A glycocluster strategy to develop dual-cascade targeting fluorescence probe detecting Fe3+ in hepatocyte mitochondria

Abstract

Many diseases are closely related to the level of Fe3 + which mainly stored in the liver of human body, and mitochondria is the dominant organelle for iron metabolism. In this work, based on a glycocluster strategy, three novel dual-cascade targeting (hepatocyte and mitochondria) fluorescent probes were designed to monitor Fe3+ in hepatic mitochondria with good selectivity and sensitivity. Low toxic glycosylated probes exhibited obvious hepatic-targeting capacity in vitro and in vivo, since the galactose residue of probes confer highly affinity to asialoglycoprotein receptor (ASGPR) specifically expressed on the membrane of hepatocytes.

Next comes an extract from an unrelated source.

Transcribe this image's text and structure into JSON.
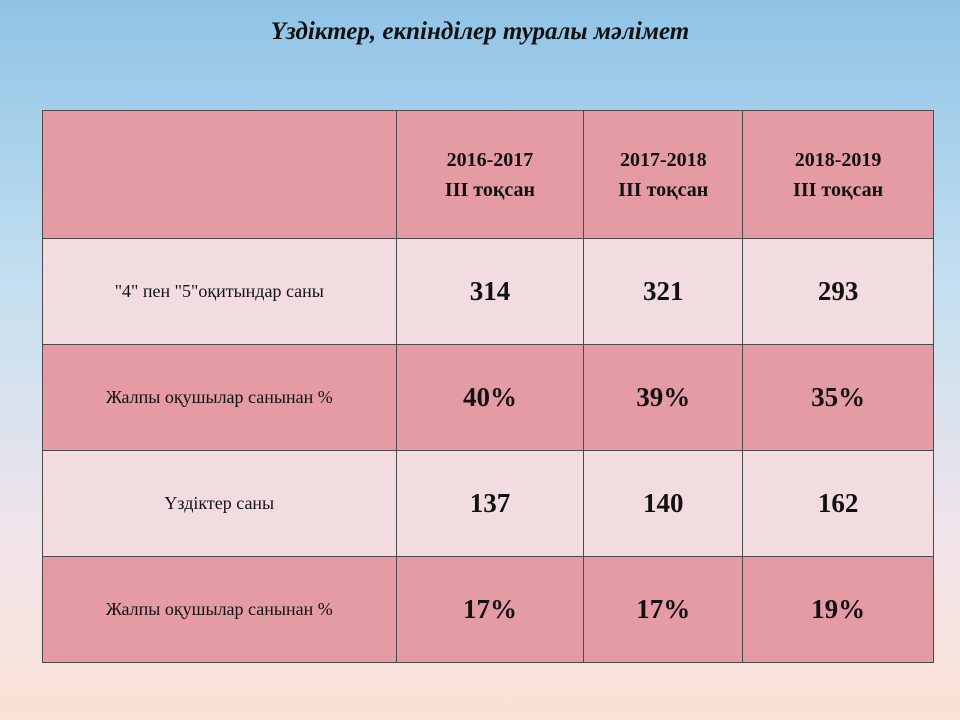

Moreover, the hepatic targeting ability presented a trend of TP-Gal-1 < TP-Gal-2 < TP-Gal-3, which may be ascribed to a “cluster effect” of galactose-recognition toward ASGPR. Besides, the aimed probes displayed favorable mitochondria-targeting capacity under the assistance of electropositive triphenylphosphine. Overall, these galactosylated probes with dual-cascade targeting capacity provided promising detected tools for Fe3 + in hepatocyte mitochondria, which is greatly important for precise diagnosis and insight into liver mitochondrial Fe3 + -related diseases.